La société avait également annoncé le 5 mai 2020 son ambition de parvenir à la neutralité carbone d’ici 2050, ou zéro émission nette, un équilibre à atteindre entre les émissions de gaz à effet de serre d’origine humaine et leur retrait de l’atmosphère par l’homme.
Cependant, selon un décryptage de Greenpeace, la stratégie de l’entreprise ne va nullement dans le sens d’un zéro émission nette.
Le dossier replace le terme de zéro émission nette dans son contexte, et cite l’Ademe, qui explique que l’objectif de « net zero » n’a de sens que s’il s’applique à l’échelle mondiale, puisque nous ne pouvons nous y diriger que si les Etats se coordonnent dans ce sens.

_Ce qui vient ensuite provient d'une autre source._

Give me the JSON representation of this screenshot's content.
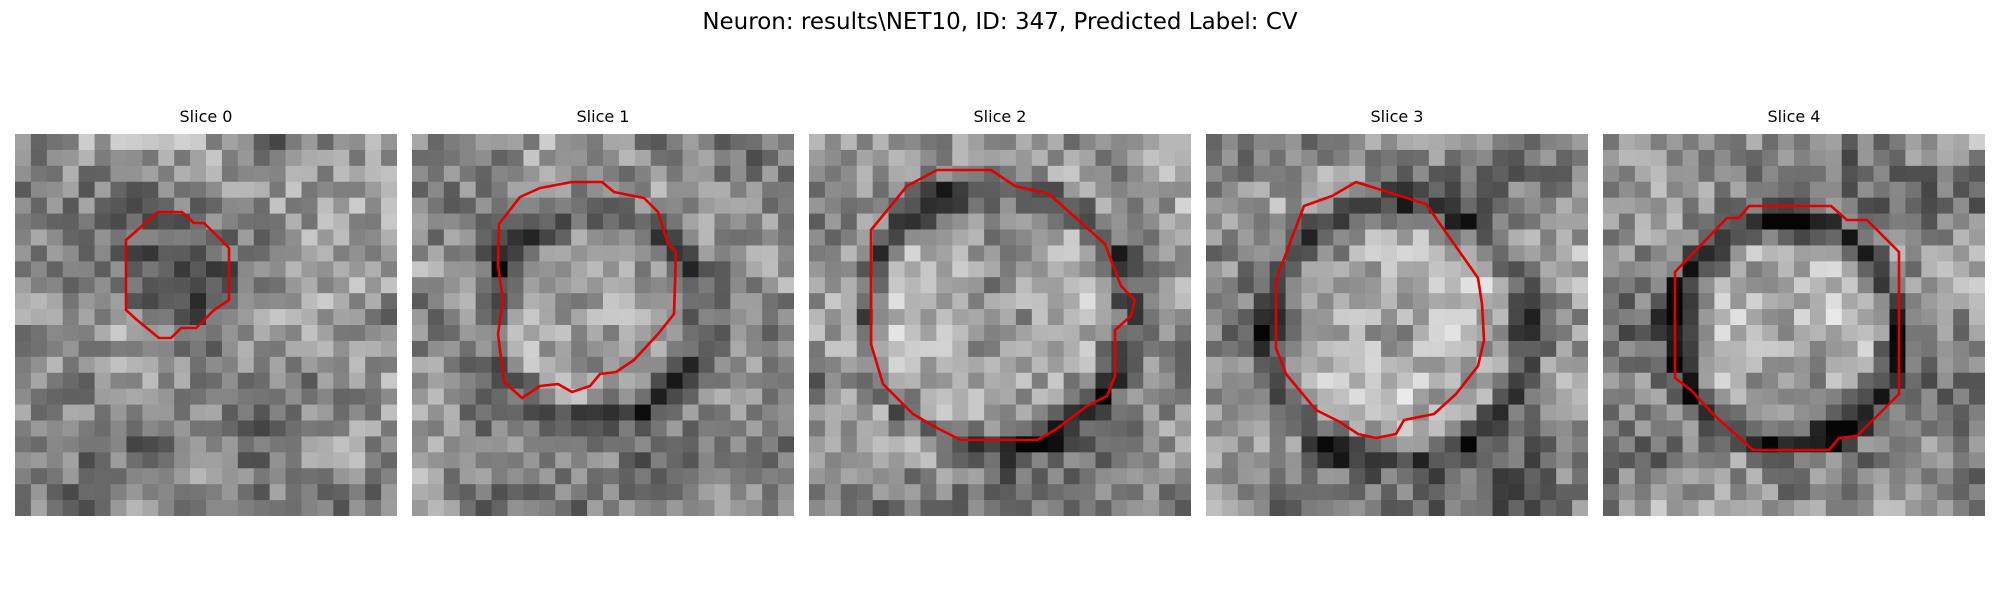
{
  "figure": {
    "title": "Neuron: results\\NET10, ID: 347, Predicted Label: CV",
    "contour_color": "#e00000",
    "cmap": "gray",
    "slices": [
      {
        "title": "Slice 0"
      },
      {
        "title": "Slice 1"
      },
      {
        "title": "Slice 2"
      },
      {
        "title": "Slice 3"
      },
      {
        "title": "Slice 4"
      }
    ]
  }
}
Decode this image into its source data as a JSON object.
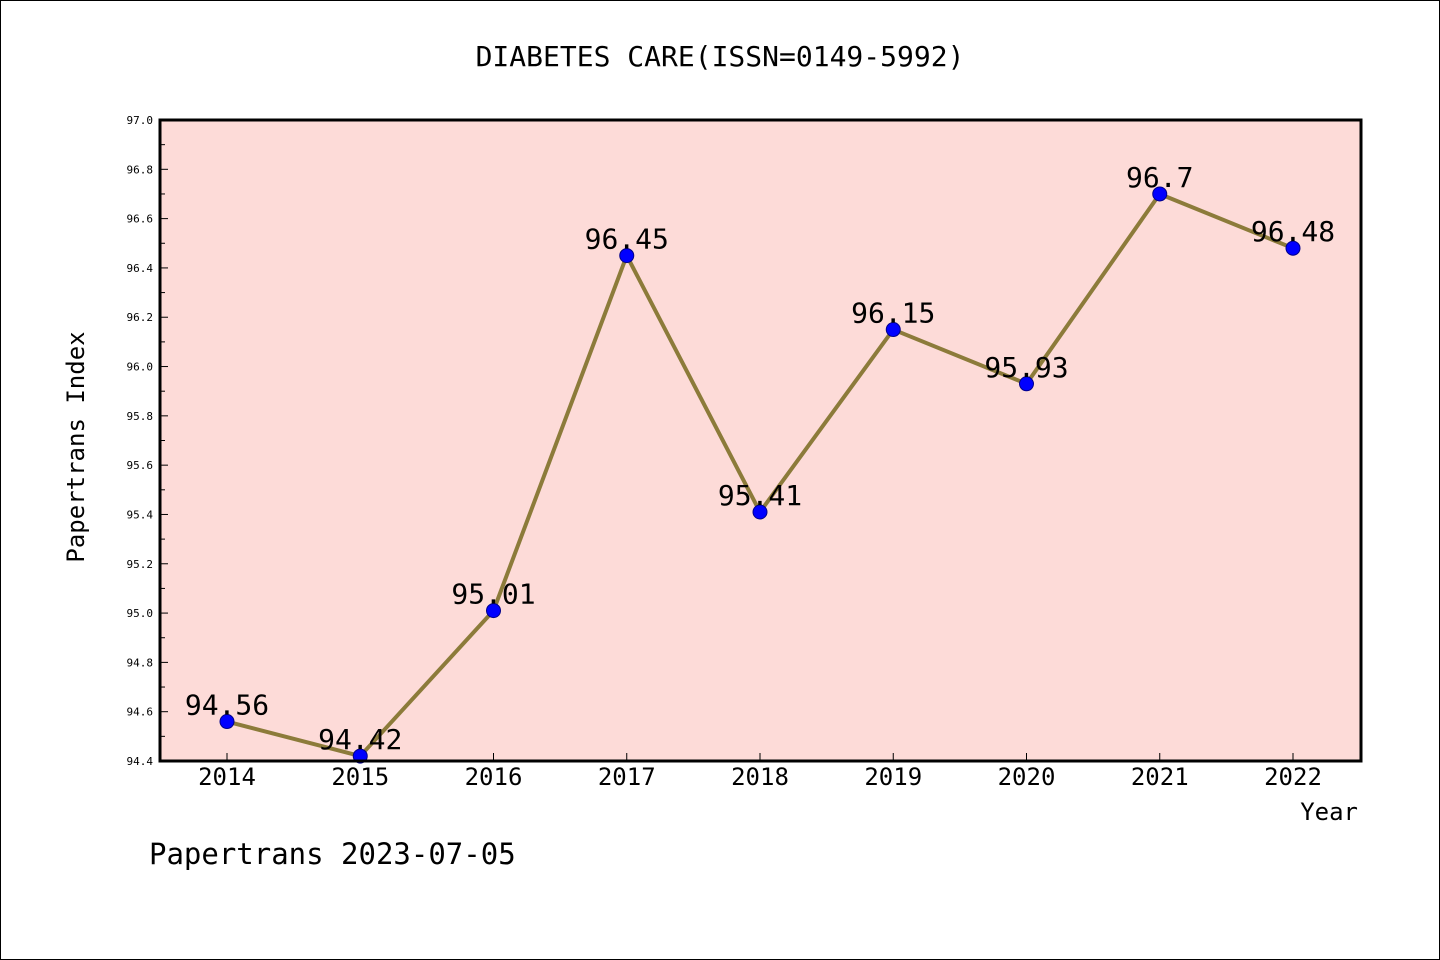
{
  "chart_data": {
    "type": "line",
    "title": "DIABETES CARE(ISSN=0149-5992)",
    "xlabel": "Year",
    "ylabel": "Papertrans Index",
    "categories": [
      "2014",
      "2015",
      "2016",
      "2017",
      "2018",
      "2019",
      "2020",
      "2021",
      "2022"
    ],
    "values": [
      94.56,
      94.42,
      95.01,
      96.45,
      95.41,
      96.15,
      95.93,
      96.7,
      96.48
    ],
    "data_labels": [
      "94.56",
      "94.42",
      "95.01",
      "96.45",
      "95.41",
      "96.15",
      "95.93",
      "96.7",
      "96.48"
    ],
    "ylim": [
      94.4,
      97.0
    ],
    "yticks": [
      "94.4",
      "94.6",
      "94.8",
      "95.0",
      "95.2",
      "95.4",
      "95.6",
      "95.8",
      "96.0",
      "96.2",
      "96.4",
      "96.6",
      "96.8",
      "97.0"
    ],
    "grid": false,
    "legend": "none",
    "colors": {
      "plot_background": "#fddbd8",
      "line": "#8c7b3a",
      "marker": "#0000ff",
      "axes": "#000000"
    }
  },
  "footer": {
    "watermark": "Papertrans 2023-07-05"
  }
}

C’est par ailleurs dans le glossaire du rapport du GIEC de 2018 que l’organisme précise pour la première fois sa définition d’émissions nettes de CO2 égales à 0, soit : « la situation dans laquelle les émissions anthropiques nettes de CO2 sont compensées à l’échelle de la planète par les éliminations anthropiques de CO2 au cours d’une période donnée. »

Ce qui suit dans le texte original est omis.